The interior is welcoming up to a point and looks smart if dated. Otherwise this little car is very agile. Its steering is quick, and it clings to corners although the car’s overall refinement means that it is cruiser rather than sporty bruiser. The ride is soft, but not too soft, and is very relaxing, around town, and on the motorway. Refinement is probably the bet thing about the 25. There are plenty of engine options which all happen to be excellent. Entry level 1.1 is lively and refined. The bigger 1.4 and 1.6 16 valves are very quick, thanks to a slick gearshift. Indeed the 1.6, is a perky performer and most importantly returns, a creditable 42mpg. It is important to make the distinction between the economical 84bhp E and the slightly more eager 103bhp L 1.4. There is a diesel model and the turbocharged 2.0 getting to 60mph in less than 10 seconds and delivers an impressive 55mpg plus. At the top of the range is the hot hatch GTi with the brilliant VVC engine. So there really is something for everyone in the model line-up. There is also a bit of raw appeal with the crude MG ZR versions which are a bit Max Power but whether the arrogant yoof actually take it seriously….
What’s bad about it?
The biggest baggage holding the 25 back has been the so-called Rover heritage.

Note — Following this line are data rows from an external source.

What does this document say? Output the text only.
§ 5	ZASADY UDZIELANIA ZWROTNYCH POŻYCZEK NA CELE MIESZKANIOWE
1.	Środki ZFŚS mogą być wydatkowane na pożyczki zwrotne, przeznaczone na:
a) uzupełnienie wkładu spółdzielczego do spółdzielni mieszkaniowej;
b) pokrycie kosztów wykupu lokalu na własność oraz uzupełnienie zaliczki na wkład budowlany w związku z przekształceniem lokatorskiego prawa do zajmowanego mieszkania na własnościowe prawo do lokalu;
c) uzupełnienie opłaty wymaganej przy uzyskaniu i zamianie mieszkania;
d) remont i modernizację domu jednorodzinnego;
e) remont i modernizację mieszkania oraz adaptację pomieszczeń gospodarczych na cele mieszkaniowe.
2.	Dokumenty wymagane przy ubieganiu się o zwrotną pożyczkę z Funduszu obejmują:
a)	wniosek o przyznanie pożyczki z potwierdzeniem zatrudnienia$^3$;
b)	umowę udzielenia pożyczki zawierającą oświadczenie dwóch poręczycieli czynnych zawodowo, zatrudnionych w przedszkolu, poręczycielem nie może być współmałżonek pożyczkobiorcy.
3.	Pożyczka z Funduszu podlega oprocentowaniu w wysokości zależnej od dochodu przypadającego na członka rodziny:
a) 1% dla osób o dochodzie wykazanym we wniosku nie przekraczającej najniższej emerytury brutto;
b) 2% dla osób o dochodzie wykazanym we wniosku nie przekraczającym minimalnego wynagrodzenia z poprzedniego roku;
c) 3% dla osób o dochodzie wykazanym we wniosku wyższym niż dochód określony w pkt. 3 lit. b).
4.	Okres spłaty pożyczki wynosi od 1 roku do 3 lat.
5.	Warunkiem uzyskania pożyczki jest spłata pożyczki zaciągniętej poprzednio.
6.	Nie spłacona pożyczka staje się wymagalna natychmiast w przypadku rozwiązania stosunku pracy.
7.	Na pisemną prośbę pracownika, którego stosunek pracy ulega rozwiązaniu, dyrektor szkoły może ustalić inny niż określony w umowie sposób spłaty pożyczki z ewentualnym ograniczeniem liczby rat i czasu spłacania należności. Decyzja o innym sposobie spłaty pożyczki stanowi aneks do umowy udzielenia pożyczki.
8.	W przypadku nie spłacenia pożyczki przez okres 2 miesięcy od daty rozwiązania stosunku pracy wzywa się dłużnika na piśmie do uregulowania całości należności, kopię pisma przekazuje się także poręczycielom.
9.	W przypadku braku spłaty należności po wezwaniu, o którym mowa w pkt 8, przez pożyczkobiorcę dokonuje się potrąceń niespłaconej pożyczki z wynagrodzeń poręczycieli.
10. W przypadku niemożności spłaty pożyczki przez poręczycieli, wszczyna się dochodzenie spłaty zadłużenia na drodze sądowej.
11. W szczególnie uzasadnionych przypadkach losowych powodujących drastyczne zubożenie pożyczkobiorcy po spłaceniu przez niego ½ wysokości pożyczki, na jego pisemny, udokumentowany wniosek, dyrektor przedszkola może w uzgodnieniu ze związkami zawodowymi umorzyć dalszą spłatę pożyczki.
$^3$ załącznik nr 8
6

but what does Rover really stand for? Usually retired couples flying the flag in a chrome grilled and wooden dashed UK built 200/25. Yes, once upon a time the 25 was called the 200, it was also called a family car, which it plainly wasn’t. Sensibly it was reclassified as a supermini, not least because of the cramped rear seats, but moving the car down to the next category did not mean it had a head start. The 25 is now in the most competitive part of the new car market and it is found seriously wanting. Rear legroom is restricted and makes it a pain for rear seat passengers on long jaunts. One problem for some drivers may be the low position of the steering column, even though it is height adjustable. The neat looking dashboard has switches in some odd places. Equipment levels have never been that generous so the 25 has never really been about value. Or security as there are no deadlocks so getting in is easy. Also safety levels could be higher as ABS was only standard on expensive models and passenger airbags were on the options list.
Like the 200, the 25 has proved to be reliable. No major problems just the odd build quality niggle about fit and finish. We have heard about juddery brakes that just need some adjustment and when the miles mount up the camshafts can get a little rattly. If the coolant isn’t changed often then the heads PETROLket can fail. Buy a full service history, possibly privately owned example and you won’t go far wrong.